At the same time, however, a weaker immune defense in the placenta presents an opportunity for harmful viruses and bacteria to infect the mother and child. And these infections have consequences.

Recently, Adams Waldorf and a research team at the University of Gothenburg in Sweden, where she holds a joint appointment, released the findings from a study. Using the Swedish National Birth and Health Registries, the investigators followed the outcomes of more than 4 million pregnancies and the health of the children for over 40 years. Published in JAMA Psychiatry, the researchers’ findings revealed that if a pregnant woman had been hospitalized with an infection — from the flu, for example — her child was more at risk for developing autism and depression.

Although previous research had shown that infections can injure the fetal brain, this was the largest and most definitive study to demonstrate a long-term impact on the mental health of the child across a broad spectrum of infections. The study highlights the important role vaccines play in protecting not only the mother’s health, but also the health of her fetus and future child.

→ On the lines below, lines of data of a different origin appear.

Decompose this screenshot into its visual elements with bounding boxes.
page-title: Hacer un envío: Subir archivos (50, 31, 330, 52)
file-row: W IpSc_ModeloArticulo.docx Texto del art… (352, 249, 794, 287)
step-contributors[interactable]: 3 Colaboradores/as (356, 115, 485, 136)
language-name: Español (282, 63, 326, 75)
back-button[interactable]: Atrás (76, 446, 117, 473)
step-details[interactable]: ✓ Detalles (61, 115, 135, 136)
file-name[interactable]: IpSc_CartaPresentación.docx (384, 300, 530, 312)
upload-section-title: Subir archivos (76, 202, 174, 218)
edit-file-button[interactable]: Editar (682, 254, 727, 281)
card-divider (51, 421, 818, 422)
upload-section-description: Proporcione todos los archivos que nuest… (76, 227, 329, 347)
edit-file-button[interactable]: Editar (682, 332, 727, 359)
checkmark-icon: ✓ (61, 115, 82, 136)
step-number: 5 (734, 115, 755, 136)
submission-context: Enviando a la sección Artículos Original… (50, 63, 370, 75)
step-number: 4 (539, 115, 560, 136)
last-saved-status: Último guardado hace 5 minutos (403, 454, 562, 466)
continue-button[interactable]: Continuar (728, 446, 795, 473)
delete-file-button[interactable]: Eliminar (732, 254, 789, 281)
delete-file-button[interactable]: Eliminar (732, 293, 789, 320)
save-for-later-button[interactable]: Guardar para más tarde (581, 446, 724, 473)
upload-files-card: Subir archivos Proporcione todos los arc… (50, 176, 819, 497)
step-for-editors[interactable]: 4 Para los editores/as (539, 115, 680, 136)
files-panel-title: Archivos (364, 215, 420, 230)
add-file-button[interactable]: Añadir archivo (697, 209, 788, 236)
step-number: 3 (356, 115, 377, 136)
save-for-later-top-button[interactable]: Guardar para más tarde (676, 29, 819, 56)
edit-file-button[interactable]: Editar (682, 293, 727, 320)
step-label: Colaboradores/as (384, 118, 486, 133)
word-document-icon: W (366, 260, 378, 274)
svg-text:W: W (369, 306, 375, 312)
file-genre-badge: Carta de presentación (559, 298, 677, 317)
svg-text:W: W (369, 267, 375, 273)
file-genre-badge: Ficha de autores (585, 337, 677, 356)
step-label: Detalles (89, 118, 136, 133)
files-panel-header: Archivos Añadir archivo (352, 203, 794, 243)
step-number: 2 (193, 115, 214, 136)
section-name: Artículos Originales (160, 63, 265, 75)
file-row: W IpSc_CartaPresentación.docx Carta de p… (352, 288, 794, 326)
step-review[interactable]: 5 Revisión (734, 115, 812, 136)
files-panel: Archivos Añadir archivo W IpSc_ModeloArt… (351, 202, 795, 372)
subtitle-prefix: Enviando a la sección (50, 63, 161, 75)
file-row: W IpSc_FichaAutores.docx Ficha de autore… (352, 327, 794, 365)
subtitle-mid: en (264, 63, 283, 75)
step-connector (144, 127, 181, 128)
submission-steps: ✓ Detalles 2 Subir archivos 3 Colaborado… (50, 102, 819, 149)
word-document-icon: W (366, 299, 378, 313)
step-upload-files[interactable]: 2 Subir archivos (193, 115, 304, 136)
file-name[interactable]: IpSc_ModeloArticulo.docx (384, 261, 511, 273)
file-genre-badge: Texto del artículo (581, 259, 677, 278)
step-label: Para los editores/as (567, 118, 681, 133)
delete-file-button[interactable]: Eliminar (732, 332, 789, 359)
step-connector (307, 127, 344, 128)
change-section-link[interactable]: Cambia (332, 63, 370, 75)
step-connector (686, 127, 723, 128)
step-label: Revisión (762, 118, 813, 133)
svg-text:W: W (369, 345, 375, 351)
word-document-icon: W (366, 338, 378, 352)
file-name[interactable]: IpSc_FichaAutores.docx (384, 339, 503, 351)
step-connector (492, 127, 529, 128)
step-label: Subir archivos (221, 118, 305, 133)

“Wouldn’t it be incredible if we could use vaccination to protect not only pregnant women, but also the fetal brain when it is at its most fragile stage of development?” asks Adams Waldorf.

Adams Waldorf is also researching medications that could be helpful in protecting the fetus from dangerous infections like the Zika virus, which has been linked to devastating fetal brain injuries. Thanks to the work of Adams Waldorf and her colleague Michael Gale, Jr., PhD, the director of UW Medicine’s Center for Innate Immunity and Immune Disease, researchers are now certain that the Zika virus is dangerous during pregnancy. However, they still don’t know exactly how the Zika virus tricks the early immune response, allowing it to spread and cause damage.

Understanding the intricate, nuanced ways that the immune system interacts and responds to infections like Zika is key to protecting pregnant women and their fetuses from the next viral outbreak or epidemic.

“If we can harness the full power of the maternal and fetal immune system, we can prevent millions of deaths in children around the world,” says Adams Waldorf.